Ela tira algo da mochila: um pequeno embrulho preto.
— Trouxe para você. — Abre. Uma máscara de renda que combina com meu batom escuro. — “Baile é disfarce, não destino.” — repete, séria. — Eu não te levo pra virar manchete, Isa. Eu te levo pra respirar três horas sem sobrenome. Entra comigo, sai comigo, sem foto, sem brinde, sem provar nada pra ninguém.
Pego a máscara. A renda é leve, macia; o toque acende um território do meu corpo que não responde a rádios, só a música.

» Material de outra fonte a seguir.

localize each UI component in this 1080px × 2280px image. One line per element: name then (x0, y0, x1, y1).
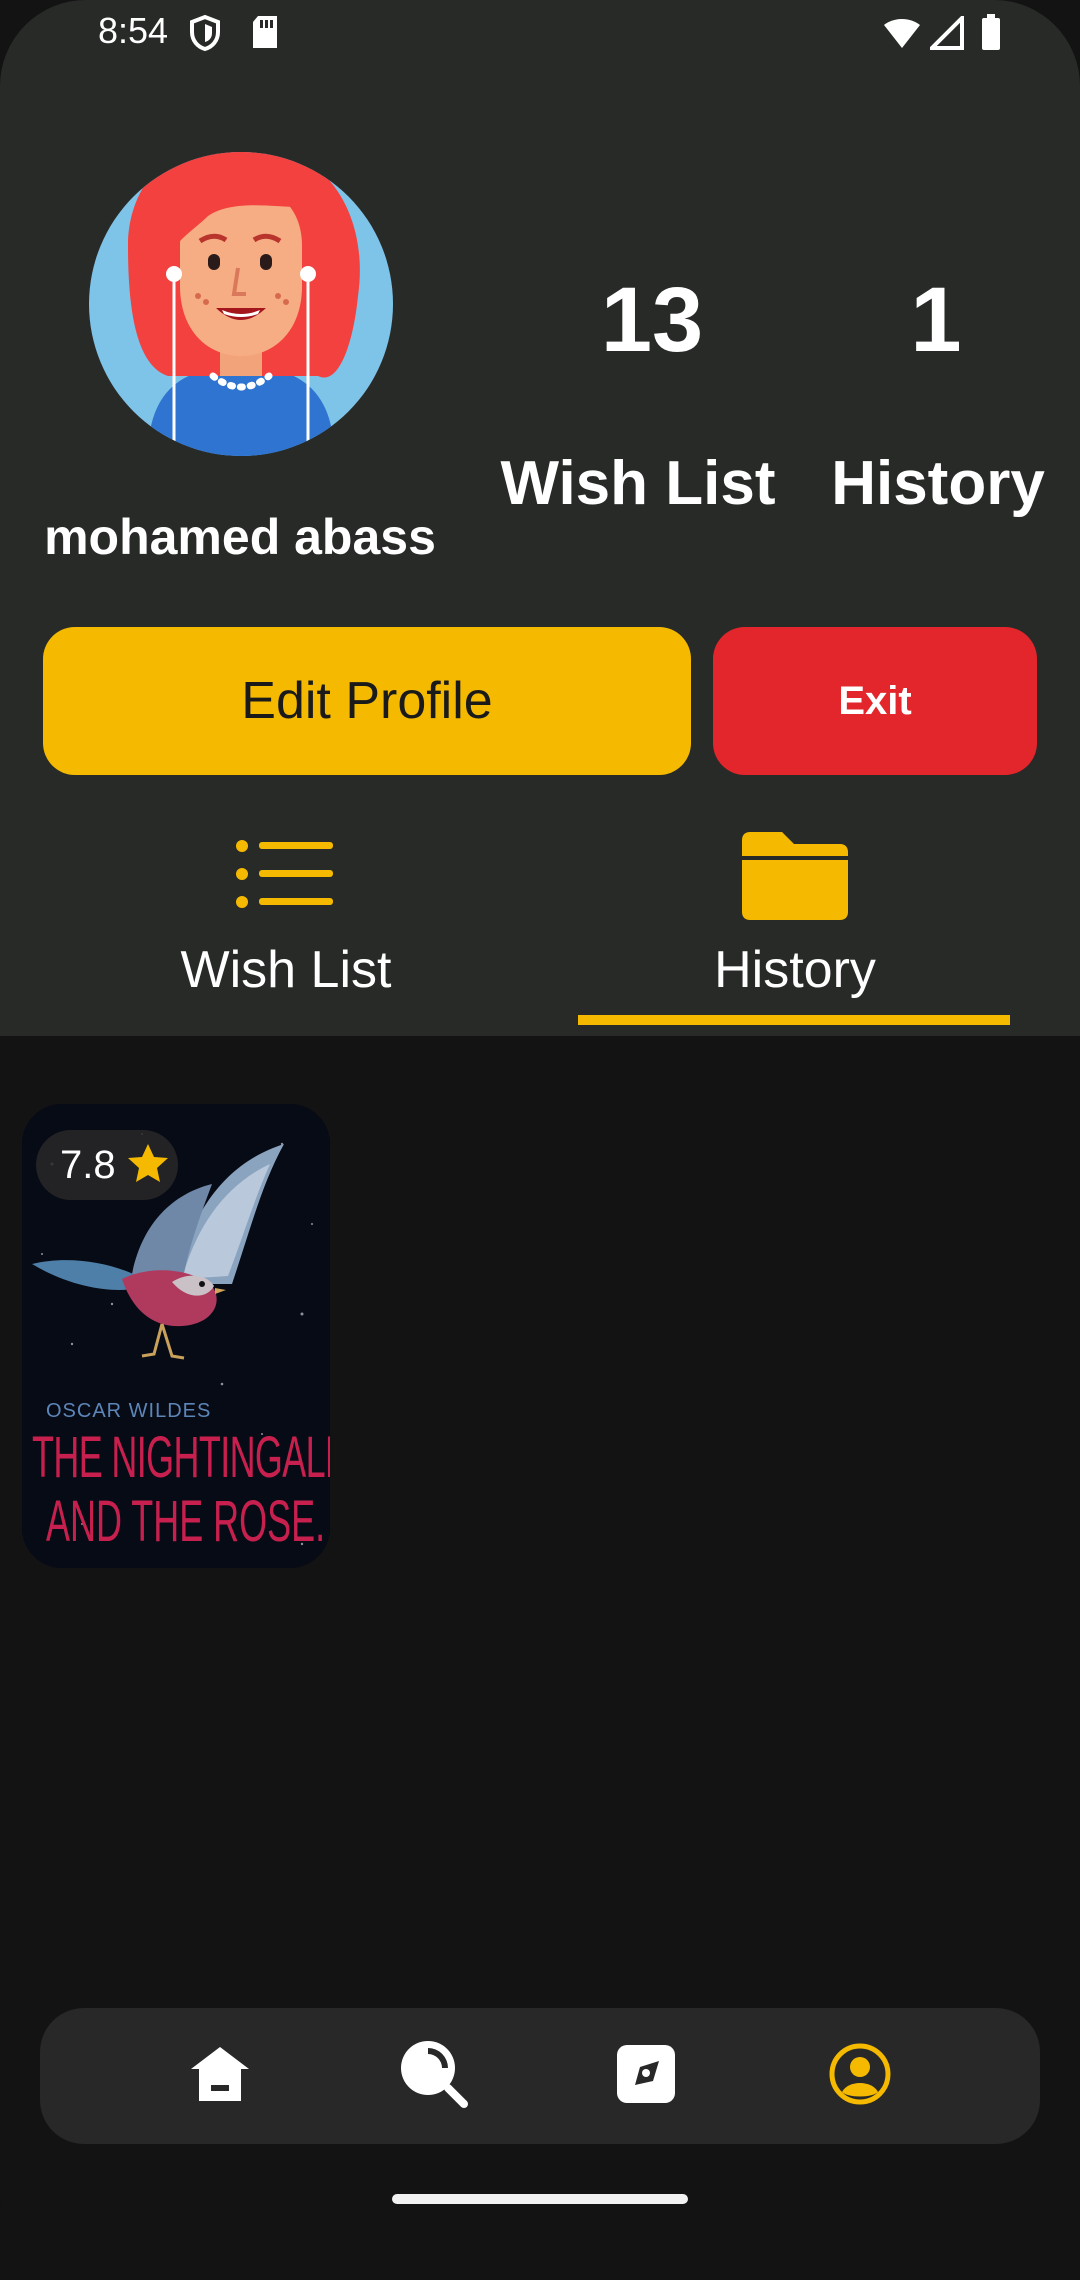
active-tab-indicator (578, 1015, 1010, 1025)
nav-search[interactable] (390, 2032, 478, 2120)
avatar[interactable] (88, 136, 394, 456)
wishlist-stat-label: Wish List (500, 449, 776, 518)
home-icon (187, 2043, 253, 2110)
history-stat-label: History (831, 449, 1045, 518)
nav-profile[interactable] (816, 2032, 904, 2120)
profile-icon (828, 2042, 892, 2111)
tab-history[interactable]: History (580, 830, 1010, 1030)
cover-author-text: OSCAR WILDES (46, 1400, 212, 1422)
list-icon (235, 838, 335, 915)
wishlist-count: 13 (600, 269, 704, 371)
battery-icon (980, 14, 1002, 57)
tab-wish-list-label: Wish List (180, 941, 392, 999)
rating-value: 7.8 (60, 1142, 116, 1187)
nav-home[interactable] (176, 2032, 264, 2120)
tab-wish-list[interactable]: Wish List (71, 830, 501, 1030)
search-icon (398, 2038, 470, 2115)
username: mohamed abass (44, 509, 436, 565)
nav-explore[interactable] (602, 2032, 690, 2120)
cover-title-line2: AND THE ROSE. (46, 1489, 326, 1554)
wifi-icon (882, 16, 922, 55)
status-time: 8:54 (98, 10, 169, 51)
history-book-card[interactable]: OSCAR WILDES THE NIGHTINGALE AND THE ROS… (22, 1104, 330, 1568)
profile-screen: 8:54 mohamed abass 13 1 Wish List Histor… (0, 0, 1080, 2280)
exit-button[interactable]: Exit (713, 627, 1037, 775)
folder-icon (738, 830, 852, 927)
edit-profile-button[interactable]: Edit Profile (43, 627, 691, 775)
sd-card-icon (250, 14, 280, 55)
profile-header: 8:54 mohamed abass 13 1 Wish List Histor… (0, 0, 1080, 1036)
explore-icon (615, 2043, 677, 2110)
gesture-bar[interactable] (392, 2194, 688, 2204)
status-bar: 8:54 (0, 0, 1080, 66)
tab-history-label: History (714, 941, 876, 999)
rating-badge: 7.8 (36, 1130, 178, 1200)
signal-icon (927, 13, 964, 55)
history-count: 1 (910, 269, 962, 371)
bottom-navigation (40, 2008, 1040, 2144)
shield-icon (188, 14, 222, 57)
star-icon (126, 1142, 170, 1189)
cover-title-line1: THE NIGHTINGALE (32, 1425, 330, 1490)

— Não é fuga — ela reforça. — É pausa. A vida que você quer se constrói de manhã cedo, tijolo por tijolo. A de sábado à noite é pra te lembrar por que vale a pena acordar no domingo.
— Eu não quero virar problema pro meu pai — digo, meio para ela, meio para o espelho. — E não quero virar bandeira de ninguém.
— Então entra muda, sai calada e usa um nome falso. — Ela sorri, cúmplice. — Dora serve? É seu sem parecer seu.
Dora. Diminutivo que não carrega o peso de herdeira, que caberia num crachá de farmácia, num livro emprestado, num ônibus lotado. Sorrio, pela primeira vez no dia, de verdade.
— Quais são as regras? — pergunto, já sabendo a resposta, mas querendo ouvi-la organizando meu caos.
Tainá enumera nos dedos, objetiva:
— Um: nada de bebida de copo aberto. Dois: sem postagem, sem stories, sem “check-in”; telefone no modo avião. Três: a gente entra pela Rua 1 e sai pela Estrada da Gávea; se der r**m, você abaixa, eu falo. Quatro: nada de olhar fixo em quem te olha como se te conhecesse. Lá todo olhar tem preço. Cinco: se a música te perder, você me acha. Eu sou teu ponto de referência.
Concordo com a cabeça, cada regra encaixando no meu peito como um prego que, paradoxalmente, fixa a tábua do meu barco. Cruzo com a minha imagem no espelho: cabelo preso, olhos escuros, a máscara entre os dedos como promessa.
— Eu vou — digo, e a frase me assusta pela firmeza. — Com máscara e com nome. Dora. Entro e saio com você. Três horas. E nunca aconteceu.
— Nunca aconteceu — Tainá repete, colocando a mão sobre a minha, selando um pacto que não se assina no papel.
Ela vai embora antes do entardecer. Nilda aparece logo depois, confere minha temperatura com aquele toque de termômetro antigo que só vó tem.
— Tá quente — ela diz, fingindo ser literal. — Cuidado para não queimar.
— Eu sei — respondo, guardando a máscara dentro do caderno de biologia, como quem esconde um segredo dentro do outro. — Eu prometo voltar inteira.
Ela me beija a testa. O rádio chia. Lá embaixo, homens passam a passos largos; alguém ri alto e é calado. A guerra fria continua sua marcha invisível.
Apago a luz do quarto e encosto a testa no vidro da janela. A Rocinha acende as lâmpadas como constelações de improviso. Lá fora, o mundo do Caveira, como alguns ainda chamam meu pai, segue vasto, vigiado, violento. Aqui dentro, Dora toma forma com a timidez e a coragem das coisas perigosas que nascem pequenas.
Eu não vou ao baile para vencer meu pai. Vou para lembrar a mim mesma que eu existo para além dele. Máscara de renda, nome falso, regras claras. O disfarce não é destino; é respiro. E, por três horas, eu escolho respirar.